Nuestro Texas Campaign Returns to Rio Grande Valley
Numerous challenges still remain for Latinas seeking basic health care in Texas
(PRESS RELEASE) Reproductive health advocates will gather in the Rio Grande Valley today to celebrate the successes of Nuestro Texas, a campaign designed to shine a spotlight on the real impact Texas women and families in the Rio Grande Valley have faced due to a severe lack of access to reproductive health care.
The cornerstone of the campaign is a groundbreaking report—Nuestra Voz, Nuestra Salud, Nuestro Texas: The Fight for Women’s Reproductive Health in the Rio Grande Valley—led by the Center for Reproductive Rights and the National Latina Institute for Reproductive Health (NLIRH). The report documented the devastating human toll on Latinas and their families in the Rio Grande Valley community in the wake of Texas’s 2011 policy decisions to slash the state’s family planning budget by two-thirds and bar any health centers even affiliated with facilities that provide abortion services from receiving any family planning funding. These policy decisions impacted women statewide but took an especially deep toll on women in the Valley.
Since the launch of the Nuestro Texas campaign in November 2013, women’s health advocates have used the stories of women in the Valley and the findings in the report as a tool to raise awareness of the dire status of women’s reproductive rights in the region, not just in Texas and the United States, but also globally. In March, the Center for Reproductive Rights and the National Latina Institute testified before the U.N. Human Rights Committee in Geneva during a review of the U.S. human rights record. The Committee urged the U.S. to eliminate discriminatory policies that impede immigrant women’s access to reproductive health care. In February, the campaign partners also participated in a Congressional briefing sponsored by Texas Representatives Castro, Greene and O’Rourke to call attention to the link between federal and state policies that affect immigrant women’s reproductive health care.
“In the face of countless assaults on their health and dignity, the women of the Rio Grande Valley remain steadfast in their fight for affordable and accessible reproductive health care in their community,” said Nancy Northup, president and CEO of the Center for Reproductive Rights. “Today’s event serves as a stark reminder that thousands of women in the United States, like those hit hardest in communities in the Valley, are suffering every day without access to essential health care. It’s time that politicians—from Texas and across the country—finally hear these women’s voices, restore full funding to the clinics that serve them best, and eliminate discriminatory policies that prevent access to care based immigration status.”

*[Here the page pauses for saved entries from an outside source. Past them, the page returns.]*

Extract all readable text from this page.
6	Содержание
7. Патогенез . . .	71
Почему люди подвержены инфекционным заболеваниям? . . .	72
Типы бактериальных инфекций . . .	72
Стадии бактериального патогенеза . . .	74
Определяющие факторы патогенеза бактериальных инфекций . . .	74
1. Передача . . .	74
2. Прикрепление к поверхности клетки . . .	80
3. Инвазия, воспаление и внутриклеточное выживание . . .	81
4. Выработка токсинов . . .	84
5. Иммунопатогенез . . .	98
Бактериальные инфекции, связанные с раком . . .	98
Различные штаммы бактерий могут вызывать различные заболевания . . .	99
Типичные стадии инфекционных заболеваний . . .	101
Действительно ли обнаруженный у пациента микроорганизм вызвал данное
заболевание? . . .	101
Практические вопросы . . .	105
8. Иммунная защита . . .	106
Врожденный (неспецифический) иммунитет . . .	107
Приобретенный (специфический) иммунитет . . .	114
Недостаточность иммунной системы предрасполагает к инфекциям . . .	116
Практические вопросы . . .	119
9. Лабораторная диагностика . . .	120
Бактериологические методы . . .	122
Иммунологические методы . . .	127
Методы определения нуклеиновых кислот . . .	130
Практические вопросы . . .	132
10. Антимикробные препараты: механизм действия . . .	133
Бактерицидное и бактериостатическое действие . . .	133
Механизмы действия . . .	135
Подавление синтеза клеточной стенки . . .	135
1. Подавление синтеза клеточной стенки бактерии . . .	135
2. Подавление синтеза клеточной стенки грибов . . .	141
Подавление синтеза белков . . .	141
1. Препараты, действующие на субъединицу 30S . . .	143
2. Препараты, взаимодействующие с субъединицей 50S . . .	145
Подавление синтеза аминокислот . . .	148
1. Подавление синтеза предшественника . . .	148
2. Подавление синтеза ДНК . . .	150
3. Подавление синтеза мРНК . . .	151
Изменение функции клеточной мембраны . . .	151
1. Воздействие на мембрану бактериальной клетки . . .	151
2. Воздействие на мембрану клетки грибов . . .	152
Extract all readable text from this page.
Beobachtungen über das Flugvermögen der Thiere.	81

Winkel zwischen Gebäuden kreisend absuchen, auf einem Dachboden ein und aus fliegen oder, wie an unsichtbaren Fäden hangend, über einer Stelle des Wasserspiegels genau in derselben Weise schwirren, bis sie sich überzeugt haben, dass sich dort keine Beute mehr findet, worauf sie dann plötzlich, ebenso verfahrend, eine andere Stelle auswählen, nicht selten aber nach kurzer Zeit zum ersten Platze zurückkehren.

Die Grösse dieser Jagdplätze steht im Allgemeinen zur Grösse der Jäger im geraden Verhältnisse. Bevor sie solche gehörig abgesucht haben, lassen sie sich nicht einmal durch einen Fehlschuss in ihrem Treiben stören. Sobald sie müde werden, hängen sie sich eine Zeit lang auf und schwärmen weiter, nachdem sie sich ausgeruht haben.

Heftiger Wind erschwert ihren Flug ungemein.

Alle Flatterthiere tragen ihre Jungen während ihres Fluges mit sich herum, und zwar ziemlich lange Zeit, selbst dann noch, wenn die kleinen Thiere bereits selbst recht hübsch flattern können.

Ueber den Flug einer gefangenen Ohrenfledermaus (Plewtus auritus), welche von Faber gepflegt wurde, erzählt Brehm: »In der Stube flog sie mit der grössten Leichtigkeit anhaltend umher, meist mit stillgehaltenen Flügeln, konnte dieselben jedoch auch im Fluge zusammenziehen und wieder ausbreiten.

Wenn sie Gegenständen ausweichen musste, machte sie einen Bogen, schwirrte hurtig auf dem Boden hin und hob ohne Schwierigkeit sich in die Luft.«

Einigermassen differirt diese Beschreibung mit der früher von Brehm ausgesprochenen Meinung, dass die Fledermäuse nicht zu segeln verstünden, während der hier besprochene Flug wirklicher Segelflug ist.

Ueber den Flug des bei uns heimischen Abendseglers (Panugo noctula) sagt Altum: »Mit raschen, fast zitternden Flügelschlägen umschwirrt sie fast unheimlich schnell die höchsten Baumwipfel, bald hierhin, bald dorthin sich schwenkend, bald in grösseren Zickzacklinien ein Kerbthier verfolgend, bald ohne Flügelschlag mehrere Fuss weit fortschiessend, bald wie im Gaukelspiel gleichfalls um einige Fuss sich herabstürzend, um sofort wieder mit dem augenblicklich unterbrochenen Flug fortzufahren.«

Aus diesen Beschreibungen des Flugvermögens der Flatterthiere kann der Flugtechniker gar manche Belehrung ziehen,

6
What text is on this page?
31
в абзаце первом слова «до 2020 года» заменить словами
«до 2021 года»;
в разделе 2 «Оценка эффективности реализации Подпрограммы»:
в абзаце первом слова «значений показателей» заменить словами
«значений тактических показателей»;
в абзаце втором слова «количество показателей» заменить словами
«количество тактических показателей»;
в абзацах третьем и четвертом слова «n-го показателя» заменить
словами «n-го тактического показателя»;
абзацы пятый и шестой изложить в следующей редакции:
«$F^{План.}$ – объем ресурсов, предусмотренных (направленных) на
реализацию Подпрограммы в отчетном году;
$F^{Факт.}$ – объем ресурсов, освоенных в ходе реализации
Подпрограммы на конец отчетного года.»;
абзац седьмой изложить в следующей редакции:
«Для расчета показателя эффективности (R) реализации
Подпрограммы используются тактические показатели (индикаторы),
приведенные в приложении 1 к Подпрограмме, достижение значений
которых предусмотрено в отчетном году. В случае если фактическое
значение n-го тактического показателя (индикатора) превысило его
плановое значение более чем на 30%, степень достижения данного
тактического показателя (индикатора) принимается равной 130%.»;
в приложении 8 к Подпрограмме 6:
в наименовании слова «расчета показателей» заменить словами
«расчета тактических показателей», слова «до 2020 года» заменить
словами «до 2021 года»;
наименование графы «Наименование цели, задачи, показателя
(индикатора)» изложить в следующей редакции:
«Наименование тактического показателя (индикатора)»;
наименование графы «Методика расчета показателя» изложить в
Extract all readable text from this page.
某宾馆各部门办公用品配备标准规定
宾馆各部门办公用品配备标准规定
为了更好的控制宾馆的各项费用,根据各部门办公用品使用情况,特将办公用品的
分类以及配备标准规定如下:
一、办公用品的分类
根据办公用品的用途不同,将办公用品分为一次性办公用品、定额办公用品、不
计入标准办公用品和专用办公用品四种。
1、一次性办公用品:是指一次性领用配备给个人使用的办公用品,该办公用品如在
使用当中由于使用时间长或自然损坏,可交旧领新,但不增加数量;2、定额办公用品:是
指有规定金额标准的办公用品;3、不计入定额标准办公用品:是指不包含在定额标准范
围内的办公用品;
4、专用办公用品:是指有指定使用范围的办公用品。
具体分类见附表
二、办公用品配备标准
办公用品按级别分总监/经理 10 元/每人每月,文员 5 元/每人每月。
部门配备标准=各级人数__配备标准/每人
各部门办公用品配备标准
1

“Despite long delays at clinics and the elimination of many free and low-cost services, making reproductive health care unavailable and unaffordable for hundreds of thousands, Rio Grande Valley women continue to raise their voices to advocate for women’s health and rights,” said Jessica González-Rojas, executive director of the National Latina Institute for Reproductive Health. “Nuestro Texas stories shine a light on the reproductive health disparities many women face, attracting a national and even global audience. Today, we celebrate the work of the women in the Valley by promising that we will not rest until all Latinas have access to quality, affordable health care.”
Not content with choking off funding for family planning services, Texas politicians also set their sights on virtually eliminating safe and legal abortion services in the state by passing HB2— an omnibus anti-choice bill— last summer. In September 2013, more than a dozen women’s health care advocates and providers filed a lawsuit against two of the most harmful provisions of HB2: the admitting privileges requirement and the restrictions on medication abortion. While the entire admitting privileges provision and part of the medication abortion restrictions were initially struck down as unconstitutional by a federal district court, the measures took effect in October 2013 after a three judge panel on the U.S. Court of Appeals for the Fifth Circuit stayed the lower court’s injunction. The same appellate court later upheld the two provisions. The providers now await a decision whether the full Fifth Circuit will review the constitutionality of the admitting privileges requirement and the lack of health exception in the restrictions on medication abortion.
In April 2014, the Center for Reproductive Rights filed an additional lawsuit against HB2, seeking to block admitting privileges requirement specifically as it applies to Whole Woman’s Health in McAllen and Reproductive Health Services in El Paso—two clinics that are among the last, if not the only, reproductive health care providers offering safe, legal abortion care in their communities. The second suit also seeks to strike HB2’s provision that every reproductive health care facility offering abortion services meet the same building requirements as ambulatory surgical centers (ASCs), a provision scheduled to take effect in September 2014 that would leave fewer than 10 clinics in Texas and force many women to endure a roundtrip of more than a thousand miles or cross state lines to access safe and legal abortion services.
Representatives from the Center for Reproductive Rights and the National Latina Institute will be joined at today’s event by Rep. Terry Canales (TX-40). Representative Canales will discuss the policy recommendations included in the report, focusing on Congressional fixes to this dire health care crisis.